Consider the following situation:
Peter is a freelance writer writes to an organization with a well known blog, requesting them to carry his blog on their website. The organization responds with enthusiasm, and wants to take the collaboration ahead. There is no response from Peter for a month. A month later, Peter writes back with an apology and requests the organization to carry his article on their blog. The organization says they will do so, and would let him know when the article is up. However, since posts are usually scheduled in advance, it might take a while. There is no response from Peter for ten days. After ten days, he writes back asking if the article has been published. The organization responds with the link to the published article. About two weeks pass by, and there is still no email of acknowledgment from Peter.
Why is the case in point a lesson in professionalism?
The situation illustrated above is only one of the several ways that simple courtesies, politeness and a basic humanitarian approach in the world of work is undermined. What is worse is that, Peter probably doesn’t even realize that he is not only being unprofessional, but also rude – may be unwittingly so.
One of the key principles of maintaining professionalism is being courteous and polite at all times. This aspect applies not only to the real time day-to-do situations in the ‘real’ world of work, but also in the virtual world. Today, so much of our business is transacted across virtual boundaries. While we may not be able to see or touch the person behind the emails and the black letters on our screen that inform our understanding of the person concerned and the situation at hand, we still know that there is a human being at the other end. What indeed makes our communication governed by machines less mechanical, and transactional is how we choose to communicate – courtesy in the virtual world matters more than you may think.

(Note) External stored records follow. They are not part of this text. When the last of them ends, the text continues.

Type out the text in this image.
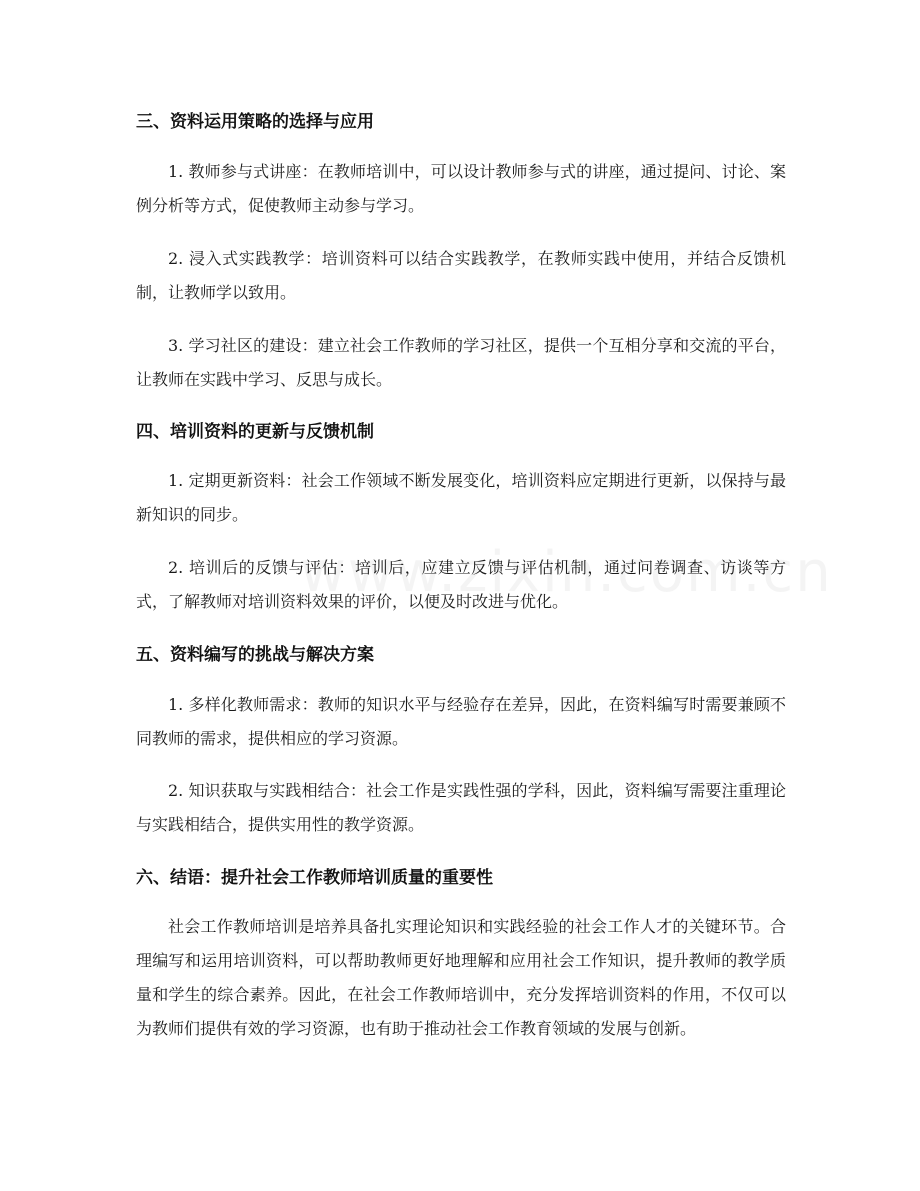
三、资料运用策略的选择与应用
1. 教师参与式讲座：在教师培训中，可以设计教师参与式的讲座，通过提问、讨论、案例分析等方式，促使教师主动参与学习。
2. 浸入式实践教学：培训资料可以结合实践教学，在教师实践中使用，并结合反馈机制，让教师学以致用。
3. 学习社区的建设：建立社会工作教师的学习社区，提供一个互相分享和交流的平台，让教师在实践中学习、反思与成长。
四、培训资料的更新与反馈机制
1. 定期更新资料：社会工作领域不断发展变化，培训资料应定期进行更新，以保持与最新知识的同步。
2. 培训后的反馈与评估：培训后，应建立反馈与评估机制，通过问卷调查、访谈等方式，了解教师对培训资料效果的评价，以便及时改进与优化。
五、资料编写的挑战与解决方案
1. 多样化教师需求：教师的知识水平与经验存在差异，因此，在资料编写时需要兼顾不同教师的需求，提供相应的学习资源。
2. 知识获取与实践相结合：社会工作是实践性强的学科，因此，资料编写需要注重理论与实践相结合，提供实用性的教学资源。
六、结语：提升社会工作教师培训质量的重要性
社会工作教师培训是培养具备扎实理论知识和实践经验的社会工作人才的关键环节。合理编写和运用培训资料，可以帮助教师更好地理解和应用社会工作知识，提升教师的教学质量和学生的综合素养。因此，在社会工作教师培训中，充分发挥培训资料的作用，不仅可以为教师们提供有效的学习资源，也有助于推动社会工作教育领域的发展与创新。
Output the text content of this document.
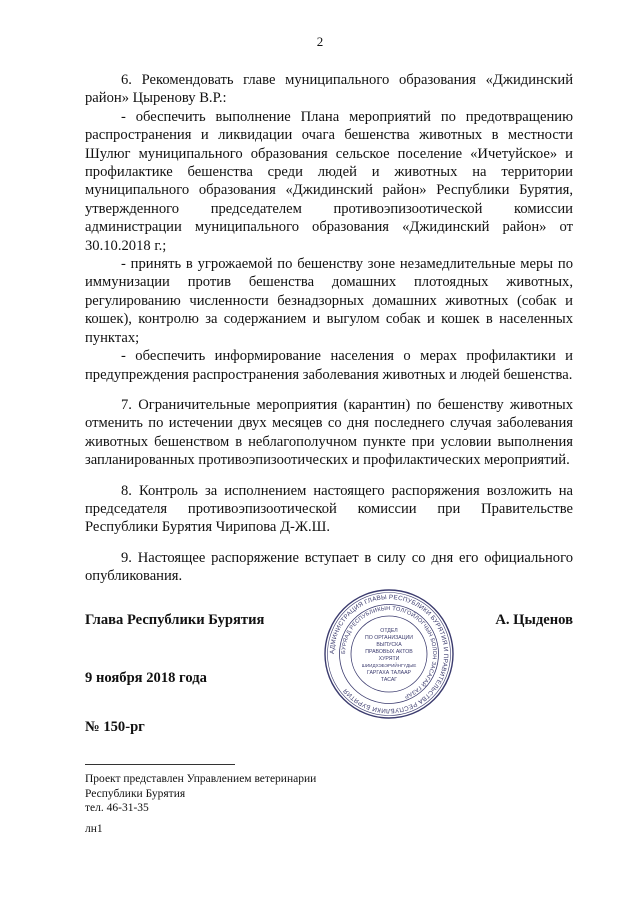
2

6. Рекомендовать главе муниципального образования «Джидинский район» Цыренову В.Р.:

- обеспечить выполнение Плана мероприятий по предотвращению распространения и ликвидации очага бешенства животных в местности Шулюг муниципального образования сельское поселение «Ичетуйское» и профилактике бешенства среди людей и животных на территории муниципального образования «Джидинский район» Республики Бурятия, утвержденного председателем противоэпизоотической комиссии администрации муниципального образования «Джидинский район» от 30.10.2018 г.;

- принять в угрожаемой по бешенству зоне незамедлительные меры по иммунизации против бешенства домашних плотоядных животных, регулированию численности безнадзорных домашних животных (собак и кошек), контролю за содержанием и выгулом собак и кошек в населенных пунктах;

- обеспечить информирование населения о мерах профилактики и предупреждения распространения заболевания животных и людей бешенства.

7. Ограничительные мероприятия (карантин) по бешенству животных отменить по истечении двух месяцев со дня последнего случая заболевания животных бешенством в неблагополучном пункте при условии выполнения запланированных противоэпизоотических и профилактических мероприятий.

8. Контроль за исполнением настоящего распоряжения возложить на председателя противоэпизоотической комиссии при Правительстве Республики Бурятия Чирипова Д-Ж.Ш.

9. Настоящее распоряжение вступает в силу со дня его официального опубликования.

Глава Республики Бурятия	А. Цыденов
АДМИНИСТРАЦИЯ ГЛАВЫ РЕСПУБЛИКИ БУРЯТИЯ И ПРАВИТЕЛЬСТВА РЕСПУБЛИКИ БУРЯТИЯ
БУРЯАД РЕСПУБЛИКЫН ТОЛГОЙЛОГЧЫН БОЛОН ЗАСАГАЙ ГАЗАР
ОТДЕЛ
ПО ОРГАНИЗАЦИИ
ВЫПУСКА
ПРАВОВЫХ АКТОВ
ХУРЯТИ
ШИИДХЭБЭРИЙНГҮДЫЕ
ГАРГАХА ТАЛААР
ТАСАГ
9 ноября 2018 года
№ 150-рг
Проект представлен Управлением ветеринарии
Республики Бурятия
тел. 46-31-35
лн1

How might have Peter been a better communicator in the above scenario?
- By making his communication appear less like a transaction, and more like a dialogue – i.e., by responding not just to get his work done and to follow up, but by being timely and more courteous in his responses. And most of all, by expressing gratitude once the work was done. The organization could have refused to publish the article by citing delay as a reason, and Peter/ or anyone else in his stead would have had no grounds to contest that.
It is especially important for young professionals to understand how these seemingly ‘small’ things make a big difference to one’s professional trajectory. While these aspects of professionalism may seem trivial to some, they by no means would fit under that adjective. Small things matter. Who you are as a person, comes across through how you communicate. Communication through virtual platforms has plenty of scope for misunderstandings. However, virtual platforms have become the base for much of what we do in the world of work today. Therefore, if one needs to be extra cautious while communicating in the virtual world – the effort is worth it.
Because, whatever the business is, whatever the transaction is, while machines enable, there are humans behind those machines. And if we cannot bring the human touch to our communication with each other, where does that leave us?